I'm just going to assume that anyone reading this answer already knows about type erasure. If you don't, you should follow the Type Erasure tutorial, and I'd also recommend reading through the Q&A Java generics type erasure: when and what happens.
An explanation of type erasure provides some helpful background, but it doesn't actually explain what getActualTypeArguments() does and why the code in the question doesn't work.
For a Class c, c.getGenericSuperclass() effectively gets the type in the extends clause of c.
So, for example, if we had this (using a real class):
public class ArrayList<E> extends AbstractList<E> {...}
And we said ArrayList.class.getGenericSuperclass(), what we get is a parameterized type representing AbstractList<E>. Again, this is the type in the extends clause.
If we had this:
ArrayList<Long> al = new ArrayList<Long>();
al.getClass() returns ArrayList.class, so al.getClass().getGenericSuperclass() again returns AbstractList<E>.
The "actual" type argument to AbstractList<E> is the type variable E, so if we said:
Type actualTypeArgument =
((ParameterizedType)
al.getClass()
.getGenericSuperclass())
.getActualTypeArguments() [0];
Then actualTypeArgument refers to the type variable E, declared by ArrayList. (And in fact, it's the case that actualTypeArgument == ArrayList.class.getTypeParameters()[0] is true.)
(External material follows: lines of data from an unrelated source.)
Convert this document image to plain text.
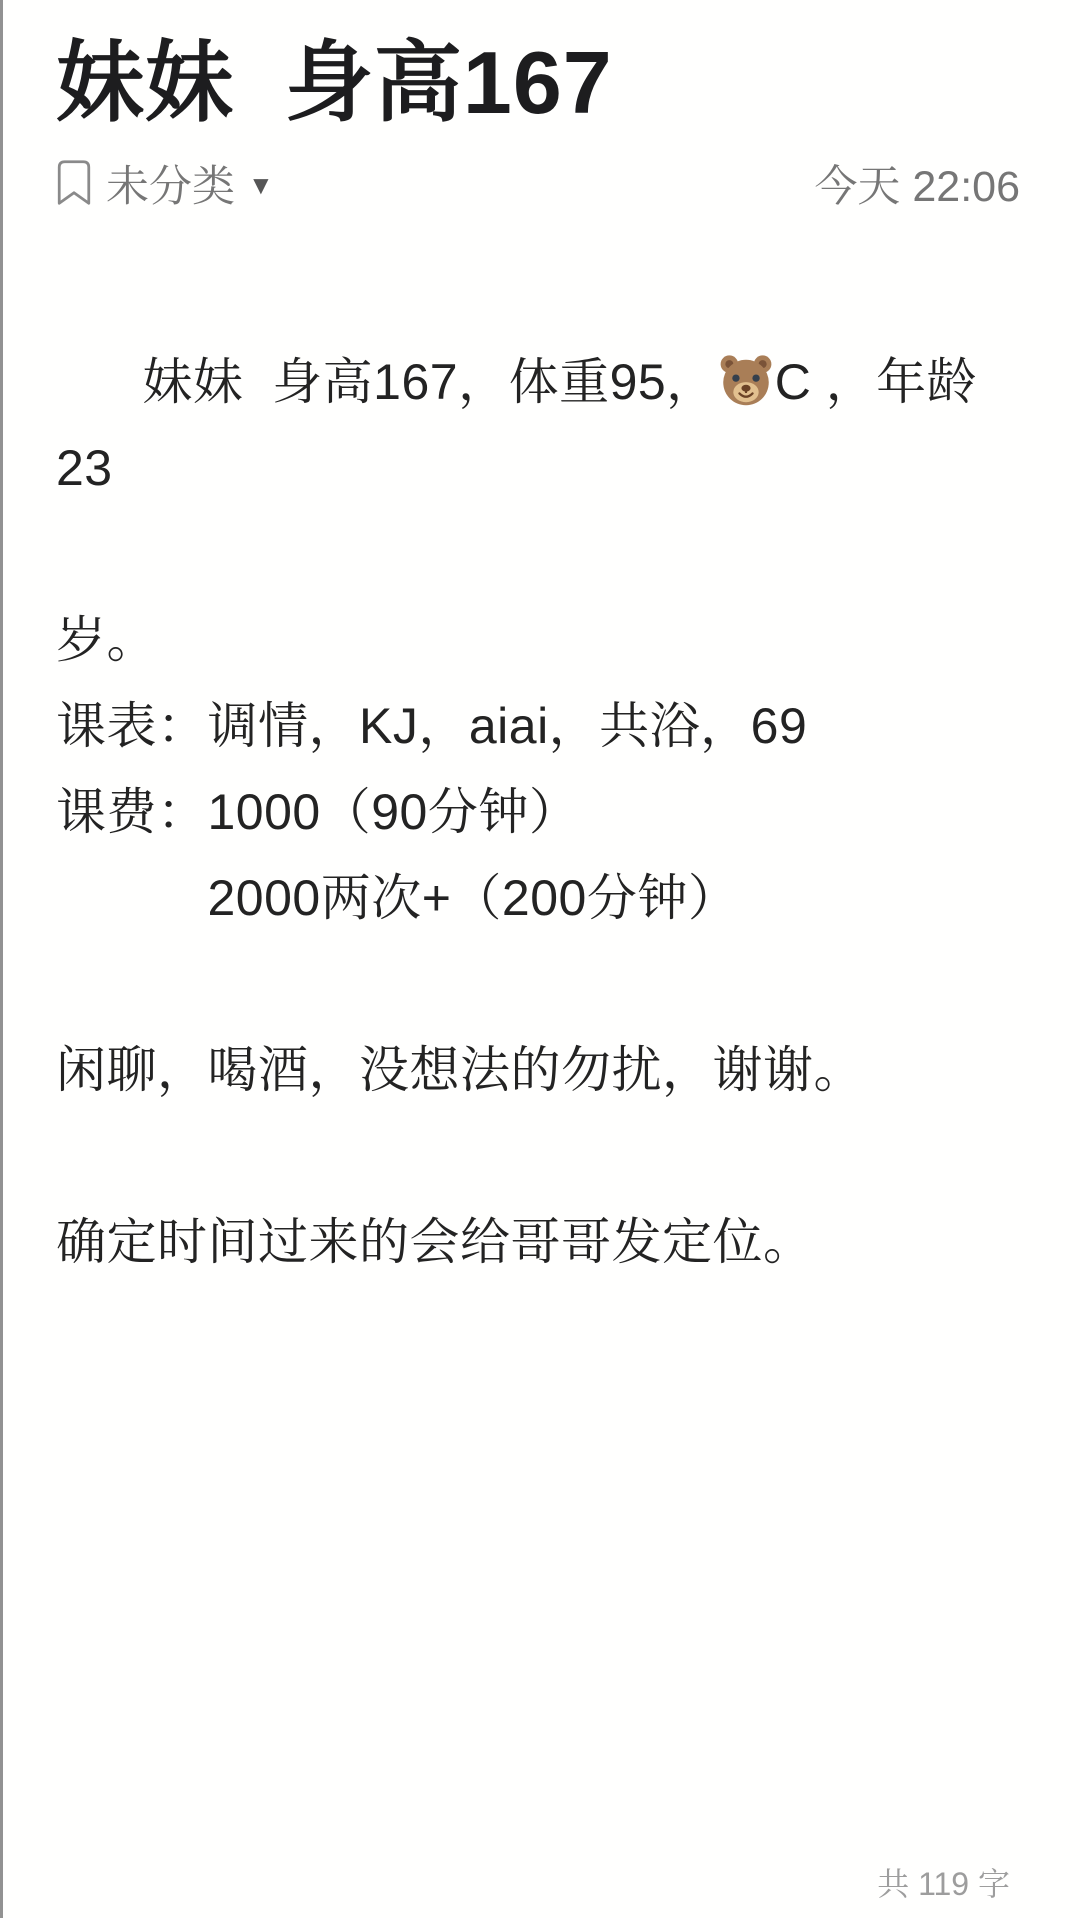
妹妹  身高167
未分类 ▼	今天 22:06

妹妹  身高167，体重95， C ，年龄23

岁。
课表：调情，KJ，aiai，共浴，69
课费：1000（90分钟）
　　　2000两次+（200分钟）
闲聊，喝酒，没想法的勿扰，谢谢。
确定时间过来的会给哥哥发定位。
共 119 字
What's usually done while using this idiom is to create an anonymous subclass any time you create an instance of the type whose type argument you want to capture:
ArrayList<Long> al = new ArrayList<Long>() {};
// Note ^^
That implicitly declares a class like this:
class AnonymousArrayList1 extends ArrayList<Long> {}
(Except that the anonymous class has no name. Also, we could declare a subclass like that explicitly, instead of using an anonymous class.)
Now when we call al.getClass() we get AnonymousArrayList1.class whose generic superclass is ArrayList<Long>. Now you can get the actual type argument to ArrayList<Long>, which is Long.
(Here's a short program which demonstrates all of the above.)
As for allowing a level of indirection, it's possible, but the code is more complicated. You're also still bound by the rule above that an actual class has to be provided as a type argument in the extends clause.
Here's an example of this which allows any number of interim superclasses:
package mcve;
import java.lang.reflect.*;
public abstract class KnowMyType<T> {
public KnowMyType() {
System.out.println(getMyType());
}
@SuppressWarnings("unchecked")
private Class<T> getMyType() {
try {
return (Class<T>) findMyType(getClass(), null);
} catch (RuntimeException x) {
throw new IllegalArgumentException("illegal type argument", x);
}
}
private Type findMyType(Class<?> plainClass, Type genericClass) {
Class<?> plainSuper = plainClass.getSuperclass();
Type genericSuper = plainClass.getGenericSuperclass();
Type t;
if (plainSuper == KnowMyType.class) {
t = ((ParameterizedType) genericSuper).getActualTypeArguments()[0];
} else {
t = findMyType(plainSuper, genericSuper);
}
if (t instanceof TypeVariable<?>) {
TypeVariable<?>[] vars = plainClass.getTypeParameters();
for (int i = 0; i < vars.length; ++i) {
if (t == vars[i]) {
t = ((ParameterizedType) genericClass).getActualTypeArguments()[i];
break;
}
}
}
return t;
}
}
That will let you do this:
class KnowMyTypeSub<T> extends KnowMyType<T> {}
new KnowMyTypeSub<Long>() {}; // constructor prints 'class java.lang.Long'
Guava's TypeToken also does stuff like this automatically.